Three years ago, Franzen set a franchise playoff record when he scored nine goals in a four-game sweep of the Colorado Avalanche, breaking legendary Gordie Howe’s mark of seven goals scored in a single playoff series 59 years earlier.
 
“The whole team is stepping it up and taking it to the next level,” said Franzen, who has 69 points in 75 career playoff games. “The games are tighter and it’s intense out there. I thrive on that, and I think the team does as well. We play better, and I play better.”

But the goals won’t come if Franzen doesn’t have the confidence to shoot. Fortunately, the playoffs are perfectly suited to inspire more shots from the Mule.

“I think you start shooting more in the playoffs,” Wings forward Tomas Holmstrom said. “Maybe he hasn’t been shooting all the pucks, holding onto them for too long. He’s got a great shot so maybe he’s got to get in playoff mode and he’ll start shooting more.”

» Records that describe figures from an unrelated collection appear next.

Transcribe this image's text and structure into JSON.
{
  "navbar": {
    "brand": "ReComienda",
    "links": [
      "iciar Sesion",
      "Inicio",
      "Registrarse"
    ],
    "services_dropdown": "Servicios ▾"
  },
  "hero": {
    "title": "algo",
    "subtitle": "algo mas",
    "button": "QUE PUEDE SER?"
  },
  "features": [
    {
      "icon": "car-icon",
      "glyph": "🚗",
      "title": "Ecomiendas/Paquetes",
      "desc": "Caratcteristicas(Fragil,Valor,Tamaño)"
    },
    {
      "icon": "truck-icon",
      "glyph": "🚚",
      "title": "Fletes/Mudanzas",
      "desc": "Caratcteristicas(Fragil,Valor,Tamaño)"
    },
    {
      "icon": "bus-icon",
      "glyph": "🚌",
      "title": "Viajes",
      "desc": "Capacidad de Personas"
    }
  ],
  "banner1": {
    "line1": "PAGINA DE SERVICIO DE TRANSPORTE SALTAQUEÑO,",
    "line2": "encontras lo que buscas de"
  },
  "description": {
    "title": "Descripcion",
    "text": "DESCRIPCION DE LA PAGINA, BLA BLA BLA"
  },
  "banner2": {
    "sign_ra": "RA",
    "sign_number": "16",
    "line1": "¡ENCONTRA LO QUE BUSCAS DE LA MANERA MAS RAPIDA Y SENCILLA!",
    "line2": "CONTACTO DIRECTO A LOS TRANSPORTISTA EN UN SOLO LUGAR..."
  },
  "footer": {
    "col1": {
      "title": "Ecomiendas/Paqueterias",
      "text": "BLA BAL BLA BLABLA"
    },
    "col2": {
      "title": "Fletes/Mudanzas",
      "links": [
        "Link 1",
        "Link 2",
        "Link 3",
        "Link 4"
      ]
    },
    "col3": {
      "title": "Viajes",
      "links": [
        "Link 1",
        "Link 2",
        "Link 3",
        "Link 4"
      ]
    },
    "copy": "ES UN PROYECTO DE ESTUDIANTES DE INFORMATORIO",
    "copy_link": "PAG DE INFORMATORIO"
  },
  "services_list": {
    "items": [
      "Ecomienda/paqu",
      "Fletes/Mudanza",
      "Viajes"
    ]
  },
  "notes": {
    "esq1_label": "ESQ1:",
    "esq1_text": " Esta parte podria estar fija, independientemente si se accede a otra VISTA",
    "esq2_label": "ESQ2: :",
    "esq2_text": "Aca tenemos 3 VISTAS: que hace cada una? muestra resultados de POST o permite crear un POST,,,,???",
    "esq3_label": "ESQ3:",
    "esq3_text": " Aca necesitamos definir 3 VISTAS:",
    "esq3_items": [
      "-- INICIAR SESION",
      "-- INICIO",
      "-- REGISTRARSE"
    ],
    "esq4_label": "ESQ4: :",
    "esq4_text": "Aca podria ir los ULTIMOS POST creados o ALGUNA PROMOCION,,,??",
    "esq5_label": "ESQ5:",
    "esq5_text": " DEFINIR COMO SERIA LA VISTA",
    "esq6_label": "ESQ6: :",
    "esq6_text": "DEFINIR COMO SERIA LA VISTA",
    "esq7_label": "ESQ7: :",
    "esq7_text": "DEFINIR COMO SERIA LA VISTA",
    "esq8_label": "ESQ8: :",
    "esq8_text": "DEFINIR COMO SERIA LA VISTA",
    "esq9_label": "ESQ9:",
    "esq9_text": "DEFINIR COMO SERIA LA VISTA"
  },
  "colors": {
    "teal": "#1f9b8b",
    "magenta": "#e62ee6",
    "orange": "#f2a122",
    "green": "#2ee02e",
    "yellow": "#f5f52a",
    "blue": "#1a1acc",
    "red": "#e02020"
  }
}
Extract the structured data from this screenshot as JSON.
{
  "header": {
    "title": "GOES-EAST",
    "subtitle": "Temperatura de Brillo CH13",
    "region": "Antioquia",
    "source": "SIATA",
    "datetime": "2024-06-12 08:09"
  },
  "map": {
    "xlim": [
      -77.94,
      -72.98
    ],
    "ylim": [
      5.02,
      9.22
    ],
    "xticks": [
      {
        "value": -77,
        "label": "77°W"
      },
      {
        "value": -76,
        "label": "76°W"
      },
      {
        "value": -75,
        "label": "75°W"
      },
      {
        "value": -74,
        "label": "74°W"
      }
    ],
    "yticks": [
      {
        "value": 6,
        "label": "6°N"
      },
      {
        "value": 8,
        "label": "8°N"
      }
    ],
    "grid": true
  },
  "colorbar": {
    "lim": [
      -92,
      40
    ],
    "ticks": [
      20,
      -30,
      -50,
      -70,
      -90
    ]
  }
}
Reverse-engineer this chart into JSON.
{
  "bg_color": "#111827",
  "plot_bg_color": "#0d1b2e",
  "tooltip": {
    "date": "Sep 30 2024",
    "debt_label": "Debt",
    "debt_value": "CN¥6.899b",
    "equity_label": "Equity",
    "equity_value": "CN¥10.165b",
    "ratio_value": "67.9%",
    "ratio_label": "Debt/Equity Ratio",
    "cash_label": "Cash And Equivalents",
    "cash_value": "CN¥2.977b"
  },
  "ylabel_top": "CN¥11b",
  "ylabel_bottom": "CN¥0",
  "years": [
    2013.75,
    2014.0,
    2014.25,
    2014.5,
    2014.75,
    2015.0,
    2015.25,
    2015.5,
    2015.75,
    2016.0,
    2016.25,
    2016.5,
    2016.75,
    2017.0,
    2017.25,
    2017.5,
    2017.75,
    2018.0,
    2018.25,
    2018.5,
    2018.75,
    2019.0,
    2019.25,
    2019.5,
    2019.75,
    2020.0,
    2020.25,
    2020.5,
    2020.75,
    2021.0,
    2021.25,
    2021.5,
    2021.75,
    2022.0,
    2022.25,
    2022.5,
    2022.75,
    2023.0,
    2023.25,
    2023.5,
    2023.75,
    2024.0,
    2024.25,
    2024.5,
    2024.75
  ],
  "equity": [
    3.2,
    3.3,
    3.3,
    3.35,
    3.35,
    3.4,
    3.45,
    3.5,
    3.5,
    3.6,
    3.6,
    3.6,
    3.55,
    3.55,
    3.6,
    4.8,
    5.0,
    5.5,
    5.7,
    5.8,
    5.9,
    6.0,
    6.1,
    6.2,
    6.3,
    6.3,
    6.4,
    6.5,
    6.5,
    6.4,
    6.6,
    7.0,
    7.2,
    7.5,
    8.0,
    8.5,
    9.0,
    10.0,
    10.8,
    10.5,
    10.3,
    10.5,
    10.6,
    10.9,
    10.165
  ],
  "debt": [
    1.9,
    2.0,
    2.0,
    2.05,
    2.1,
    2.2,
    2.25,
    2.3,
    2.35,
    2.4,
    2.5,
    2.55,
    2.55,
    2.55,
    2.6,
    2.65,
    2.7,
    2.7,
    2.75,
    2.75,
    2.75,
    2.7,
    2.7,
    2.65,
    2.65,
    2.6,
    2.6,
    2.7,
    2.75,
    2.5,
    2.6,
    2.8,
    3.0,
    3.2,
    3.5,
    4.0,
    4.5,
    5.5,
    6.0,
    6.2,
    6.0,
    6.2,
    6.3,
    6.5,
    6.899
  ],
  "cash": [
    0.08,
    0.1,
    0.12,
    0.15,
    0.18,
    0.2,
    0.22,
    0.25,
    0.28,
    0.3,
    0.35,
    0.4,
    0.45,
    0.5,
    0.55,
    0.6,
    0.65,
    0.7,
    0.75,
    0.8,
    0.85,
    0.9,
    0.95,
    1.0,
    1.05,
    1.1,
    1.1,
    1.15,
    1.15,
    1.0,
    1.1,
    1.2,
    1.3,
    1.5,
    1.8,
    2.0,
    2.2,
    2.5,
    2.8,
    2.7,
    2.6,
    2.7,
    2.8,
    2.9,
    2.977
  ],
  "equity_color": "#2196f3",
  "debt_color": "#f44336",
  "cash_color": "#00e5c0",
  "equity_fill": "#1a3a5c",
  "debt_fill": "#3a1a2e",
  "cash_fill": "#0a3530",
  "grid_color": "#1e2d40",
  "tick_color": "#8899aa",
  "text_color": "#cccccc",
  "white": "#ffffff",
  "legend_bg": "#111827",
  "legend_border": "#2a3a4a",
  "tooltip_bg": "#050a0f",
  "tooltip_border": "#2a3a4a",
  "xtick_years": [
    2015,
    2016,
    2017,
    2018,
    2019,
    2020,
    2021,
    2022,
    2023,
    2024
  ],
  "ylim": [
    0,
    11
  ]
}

The relative cold streak for Franzen doesn’t seem to faze him. He said he doesn’t worry about scoring less than he is probably used to. And maybe he shouldn’t. If Franzen can just play his game, the goals will come. Holmstrom summed it up nicely:

“If you’re a goal-scorer, you’re going to score goals.”

Detroit fans will be hoping it’s that easy. Their team’s playoff chances could depend on it.